Not sure where you live or what sorts of news sources you pay attention to, but I hear those things every. fucking. time. someone dies. Or maybe you're interested in those things, so it doesn't even register with you. For those of us who aren't, it stands out.

(Anonymous) 2023-09-28 01:40 am (UTC)(link)
I must recommend American Murder: The Family Next Door about the Chris Watts murders. The whole doc is made up of real footage and has a lot of Shanann's text messages. Let me tell you that woman was one unlikable, aggravating, MLM-pushing, overbearing attention seeker. Does not at all change the fact that her murder was absolutely atrocious.

(Anonymous) 2023-09-28 02:22 am (UTC)(link)
If that's the one on Netflix, I did find the constant FB and vlog posts really annoying, but don't recall the mother being THAT awful. I don't remember the MLM stuff, though. Mostly it was so cringe, like jesus so much of her life was made public, by her, in ways that make my skin crawl. I'm a private person, there's no way in hell I'm blogging that much about me, my kids (if I had any) etc. etc. The sad texts to her friend(s) were even worse because her marriage was clearly in the toilet and she had MIL issues as well as husband issues.

(Anonymous) 2023-09-28 03:09 am (UTC)(link)
I remember finding her whole backstory just...really sad in that documentary. Like, she was clearly in a very vulnerable place when Chris met her, and it's obvious he took great advantage of that , and it was haunting to see how so much of what she recorded about their lives together wound up revealing way more than she likely ever intended.
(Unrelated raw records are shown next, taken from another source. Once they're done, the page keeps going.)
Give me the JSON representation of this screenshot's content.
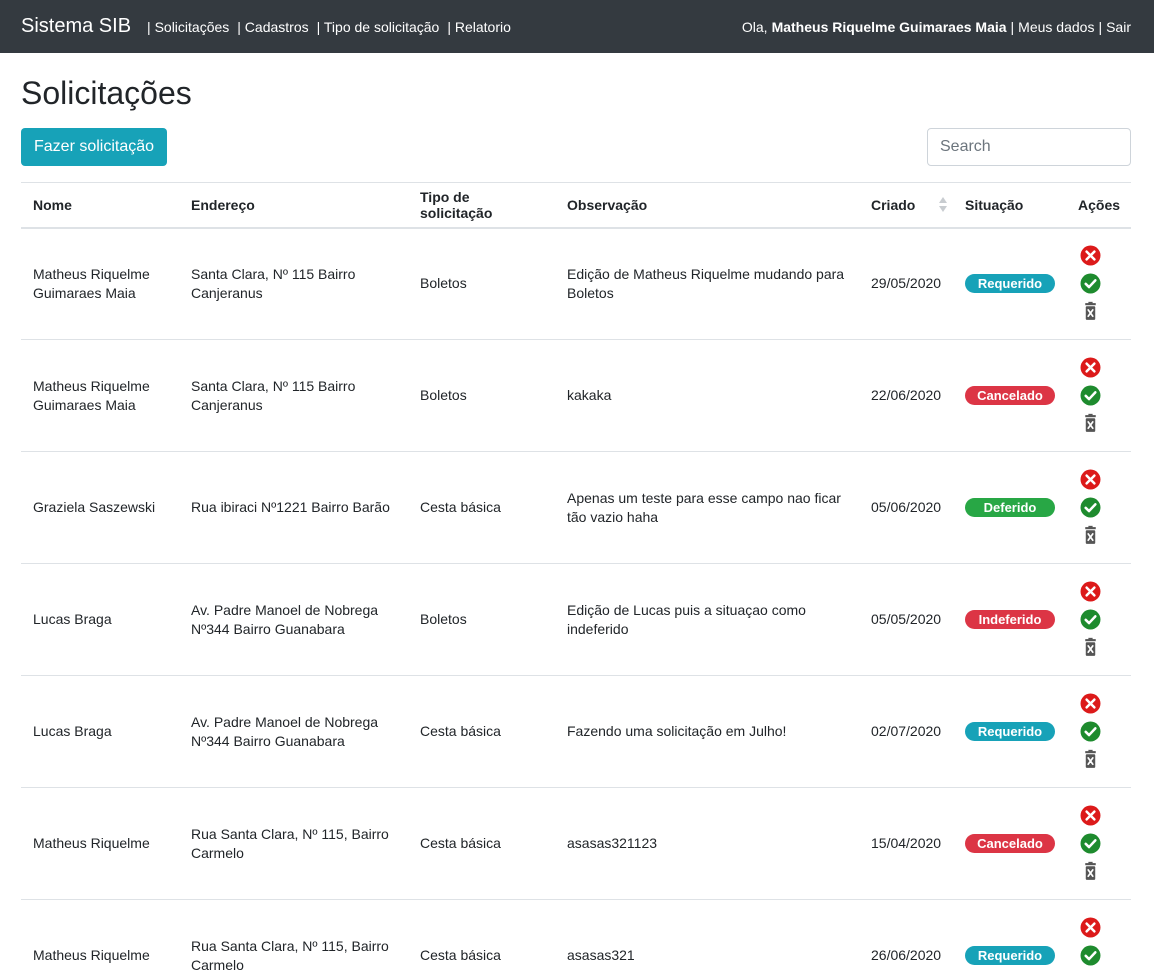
{
  "navbar": {
    "brand": "Sistema SIB",
    "links": [
      "| Solicitações",
      "| Cadastros",
      "| Tipo de solicitação",
      "| Relatorio"
    ],
    "greeting": "Ola,",
    "user": "Matheus Riquelme Guimaraes Maia",
    "my_data": "Meus dados",
    "logout": "Sair",
    "separator": "|"
  },
  "page": {
    "title": "Solicitações",
    "new_request_label": "Fazer solicitação",
    "search_placeholder": "Search"
  },
  "table": {
    "headers": [
      "Nome",
      "Endereço",
      "Tipo de solicitação",
      "Observação",
      "Criado",
      "Situação",
      "Ações"
    ],
    "rows": [
      {
        "nome": "Matheus Riquelme Guimaraes Maia",
        "endereco": "Santa Clara, Nº 115 Bairro Canjeranus",
        "tipo": "Boletos",
        "obs": "Edição de Matheus Riquelme mudando para Boletos",
        "criado": "29/05/2020",
        "situacao": "Requerido",
        "color": "#17a2b8"
      },
      {
        "nome": "Matheus Riquelme Guimaraes Maia",
        "endereco": "Santa Clara, Nº 115 Bairro Canjeranus",
        "tipo": "Boletos",
        "obs": "kakaka",
        "criado": "22/06/2020",
        "situacao": "Cancelado",
        "color": "#dc3545"
      },
      {
        "nome": "Graziela Saszewski",
        "endereco": "Rua ibiraci Nº1221 Bairro Barão",
        "tipo": "Cesta básica",
        "obs": "Apenas um teste para esse campo nao ficar tão vazio haha",
        "criado": "05/06/2020",
        "situacao": "Deferido",
        "color": "#28a745"
      },
      {
        "nome": "Lucas Braga",
        "endereco": "Av. Padre Manoel de Nobrega Nº344 Bairro Guanabara",
        "tipo": "Boletos",
        "obs": "Edição de Lucas puis a situaçao como indeferido",
        "criado": "05/05/2020",
        "situacao": "Indeferido",
        "color": "#dc3545"
      },
      {
        "nome": "Lucas Braga",
        "endereco": "Av. Padre Manoel de Nobrega Nº344 Bairro Guanabara",
        "tipo": "Cesta básica",
        "obs": "Fazendo uma solicitação em Julho!",
        "criado": "02/07/2020",
        "situacao": "Requerido",
        "color": "#17a2b8"
      },
      {
        "nome": "Matheus Riquelme",
        "endereco": "Rua Santa Clara, Nº 115, Bairro Carmelo",
        "tipo": "Cesta básica",
        "obs": "asasas321123",
        "criado": "15/04/2020",
        "situacao": "Cancelado",
        "color": "#dc3545"
      },
      {
        "nome": "Matheus Riquelme",
        "endereco": "Rua Santa Clara, Nº 115, Bairro Carmelo",
        "tipo": "Cesta básica",
        "obs": "asasas321",
        "criado": "26/06/2020",
        "situacao": "Requerido",
        "color": "#17a2b8"
      }
    ]
  },
  "icons": {
    "reject": "x-circle-icon",
    "approve": "check-circle-icon",
    "delete": "trash-icon"
  },
  "colors": {
    "navbar_bg": "#343a40",
    "primary": "#17a2b8",
    "danger": "#dc3545",
    "success": "#28a745",
    "reject_icon": "#dc1a1a",
    "approve_icon": "#1e8b2e",
    "trash_icon": "#555555"
  }
}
That was a chilling documentary in general. The stuff with his kids was just...fucking hell, what a piece of shit scumbag he was.
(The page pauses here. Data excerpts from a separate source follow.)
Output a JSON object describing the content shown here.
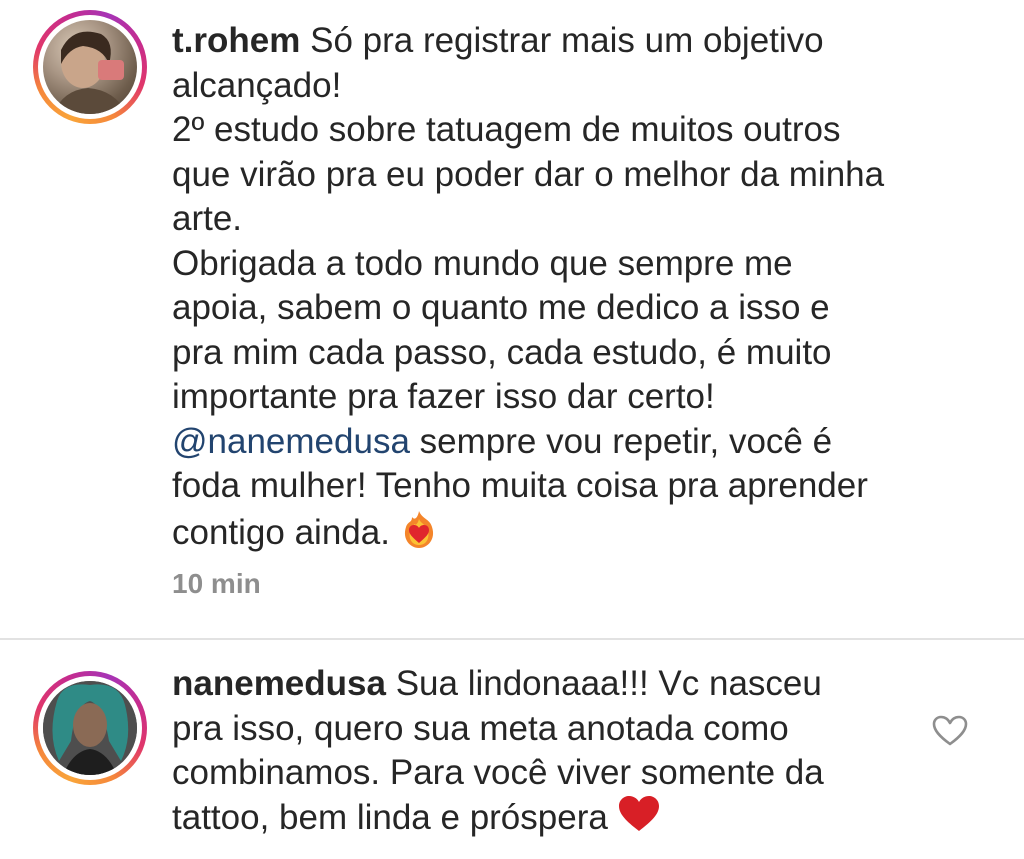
{
  "comments": [
    {
      "username": "t.rohem",
      "lines": [
        "Só pra registrar mais um objetivo",
        "alcançado!",
        "2º estudo sobre tatuagem de muitos outros",
        "que virão pra eu poder dar o melhor da minha",
        "arte.",
        "Obrigada a todo mundo que sempre me",
        "apoia, sabem o quanto me dedico a isso e",
        "pra mim cada passo, cada estudo, é muito",
        "importante pra fazer isso dar certo!"
      ],
      "mention": "@nanemedusa",
      "after_mention": "sempre vou repetir, você é",
      "lines_after": [
        "foda mulher! Tenho muita coisa pra aprender"
      ],
      "last_line": "contigo ainda.",
      "emoji_icon": "heart-on-fire-icon",
      "timestamp": "10 min"
    },
    {
      "username": "nanemedusa",
      "first_line": "Sua lindonaaa!!! Vc nasceu",
      "lines": [
        "pra isso, quero sua meta anotada como",
        "combinamos. Para você viver somente da"
      ],
      "last_line": "tattoo, bem linda e próspera",
      "emoji_icon": "red-heart-icon",
      "like_icon": "heart-outline-icon"
    }
  ],
  "colors": {
    "text": "#262626",
    "mention": "#22446f",
    "timestamp": "#8e8e8e",
    "heart_red": "#d81f26",
    "divider": "#e2e2e2"
  }
}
(Anonymous) 2023-09-28 04:25 am (UTC)(link)
It's like how they say you don't have to worry about getting murdered if you don't light up every room you enter.

(Anonymous) 2023-09-28 05:38 am (UTC)(link)
I know there are probably decent true crime shows/podcasts. But all of this shit makes me hate this genre as a whole.

(Anonymous) 2023-09-28 01:31 pm (UTC)(link)
I've made some poor decisions in my life, especially with regard to meeting people off the internet. And I think the one thing that's kept me safe is I don't "light up a room" whenever I walk in. No self respecting serial killer would want me on his tally.

(Anonymous) 2023-09-28 11:50 pm (UTC)(link)
"She lit up a room!"

Most rooms have light switches, this isn't an incredible feat.